Fairly well, from the look of things.
“Grown-ups never say things like that,” Elizabeth said.
“What? That they hated school?”
“Right. That. They always say it was the best time of their lives.”
“Hmm,” Aiden said. And sighed out some tension. It wouldn’t pay to be on his guard around this girl. She’d be with him a lot as time wore on. At least, she would if things went well with Gwen as he hoped. “Some of them, it might be the truth. Maybe school was something they could handle. They were popular and smart, so they had school on a string. And school was the only life they knew, so they thought they had life on a string. And then later they found out life is a lot harder than that, and now they spend their lives wishing they could go back. Others I think hated school at the time, but they have terrible memories. But a lot of people lie to kids. Tell them what they figure kids should hear instead of what’s true.”

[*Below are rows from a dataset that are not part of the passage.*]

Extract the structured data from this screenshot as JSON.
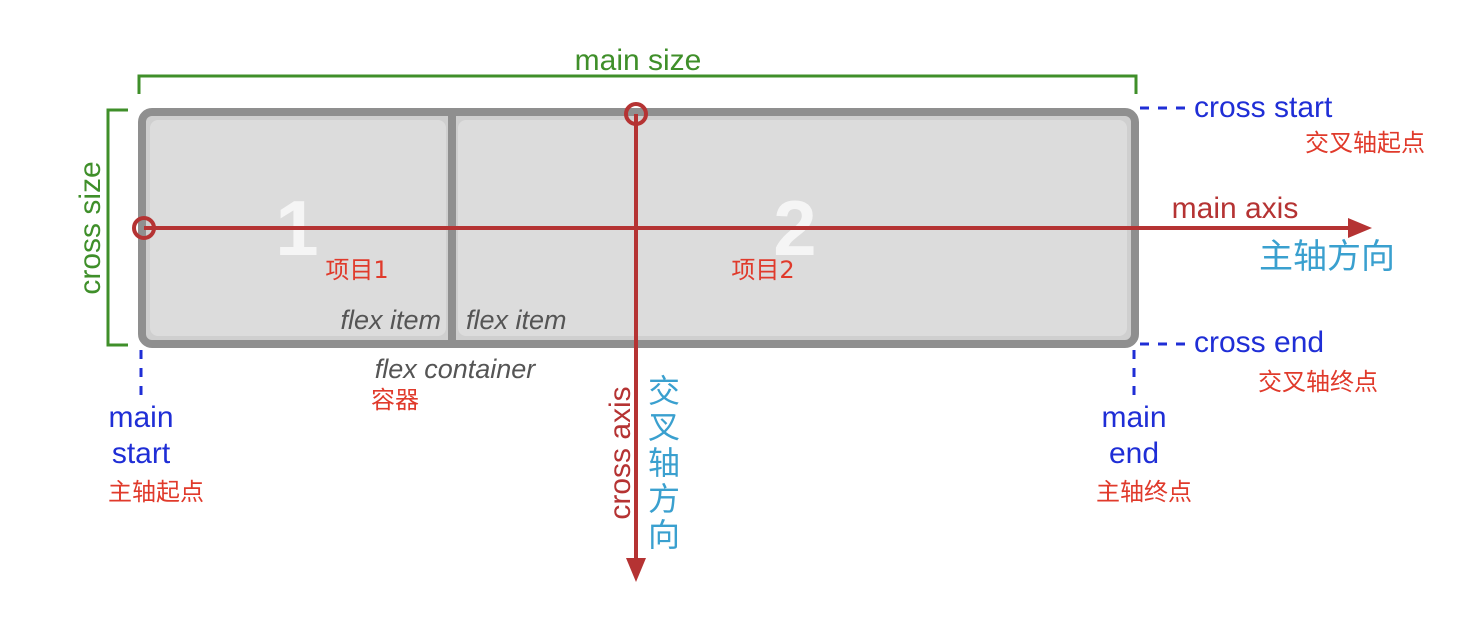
{
  "labels": {
    "main_size": "main size",
    "cross_size": "cross size",
    "cross_start": "cross start",
    "cross_start_cn": "交叉轴起点",
    "main_axis": "main axis",
    "main_axis_cn": "主轴方向",
    "cross_end": "cross end",
    "cross_end_cn": "交叉轴终点",
    "main_start_line1": "main",
    "main_start_line2": "start",
    "main_start_cn": "主轴起点",
    "main_end_line1": "main",
    "main_end_line2": "end",
    "main_end_cn": "主轴终点",
    "flex_container": "flex container",
    "flex_container_cn": "容器",
    "cross_axis": "cross axis",
    "cross_axis_cn_1": "交",
    "cross_axis_cn_2": "叉",
    "cross_axis_cn_3": "轴",
    "cross_axis_cn_4": "方",
    "cross_axis_cn_5": "向"
  },
  "items": [
    {
      "number": "1",
      "flex_label": "flex item",
      "cn_label": "项目1"
    },
    {
      "number": "2",
      "flex_label": "flex item",
      "cn_label": "项目2"
    }
  ],
  "colors": {
    "green": "#3f8f2a",
    "blue": "#1f2ed6",
    "red_axis": "#b53333",
    "red_text": "#e03a2b",
    "cyan": "#3aa0cf",
    "container_border": "#8f8f8f",
    "item_fill": "#dcdcdc",
    "item_number": "#f5f5f5",
    "flex_text": "#555555"
  }
}
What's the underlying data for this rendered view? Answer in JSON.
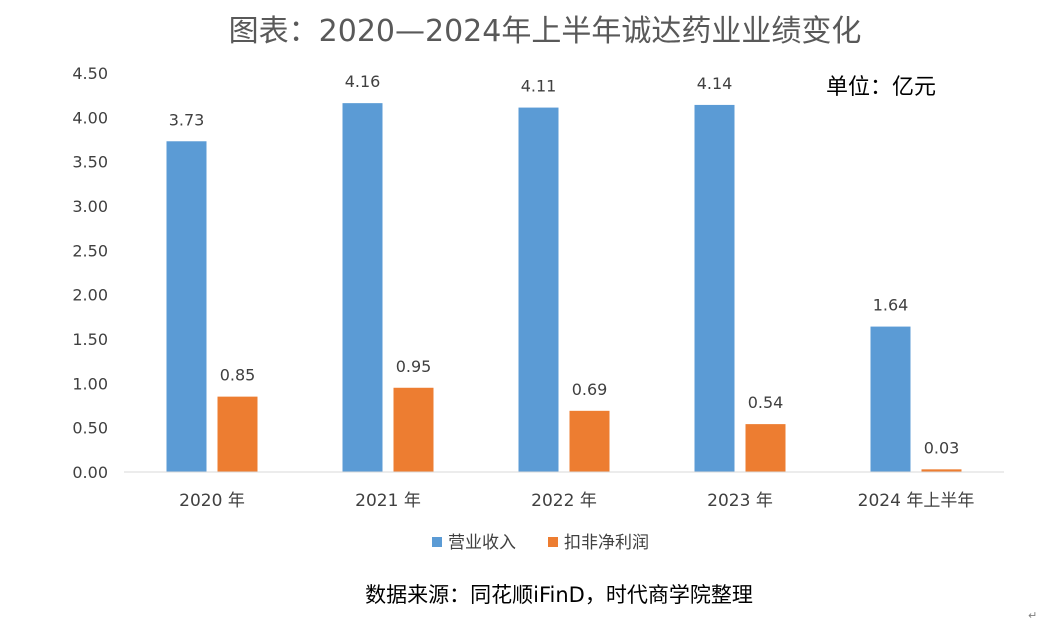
{
  "chart_data": {
    "type": "bar",
    "title": "图表：2020—2024年上半年诚达药业业绩变化",
    "unit_note": "单位：亿元",
    "source_note": "数据来源：同花顺iFinD，时代商学院整理",
    "categories": [
      "2020 年",
      "2021 年",
      "2022 年",
      "2023 年",
      "2024 年上半年"
    ],
    "series": [
      {
        "name": "营业收入",
        "color": "#5B9BD5",
        "values": [
          3.73,
          4.16,
          4.11,
          4.14,
          1.64
        ]
      },
      {
        "name": "扣非净利润",
        "color": "#ED7D31",
        "values": [
          0.85,
          0.95,
          0.69,
          0.54,
          0.03
        ]
      }
    ],
    "ylim": [
      0,
      4.5
    ],
    "yticks": [
      "0.00",
      "0.50",
      "1.00",
      "1.50",
      "2.00",
      "2.50",
      "3.00",
      "3.50",
      "4.00",
      "4.50"
    ],
    "grid": false,
    "legend_position": "bottom",
    "value_format_decimals": 2
  },
  "para_mark": "↵"
}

“That’s what I think!” She sounded happy now, and excited. As if she had dug down to the underside of him and found just what she was looking for. “Especially that last part. About the lying.”
A silence fell.
It was time for her to jump out, and they both knew it. He didn’t want to give her a hug, because it was too physical and personal. And a handshake seemed formal and staid after all they had just shared. So he formed his right hand into a fist and reached it across the seat, and she smiled and bumped his fist with her own.
“So don’t tell my mom I came to talk to you, okay?”
“If you don’t want me to, I won’t.”
She smiled again and jumped out, slamming the truck door behind her.
Aiden watched her go. As he did, it formed in his head, wordlessly, that she was a gift being given to him. Something rich and good coming into his life to make up for Milo and the rest of this mess. To give him back a little of the peace that was being stripped down and hauled away.
“Well, well,” Marge said. “If it isn’t your knight in shining armor.”
Aiden was standing in the market when she said it, looking at Gwen’s back. Waiting for her to turn around and see him. And yet it didn’t occur to him that Marge might be talking about him.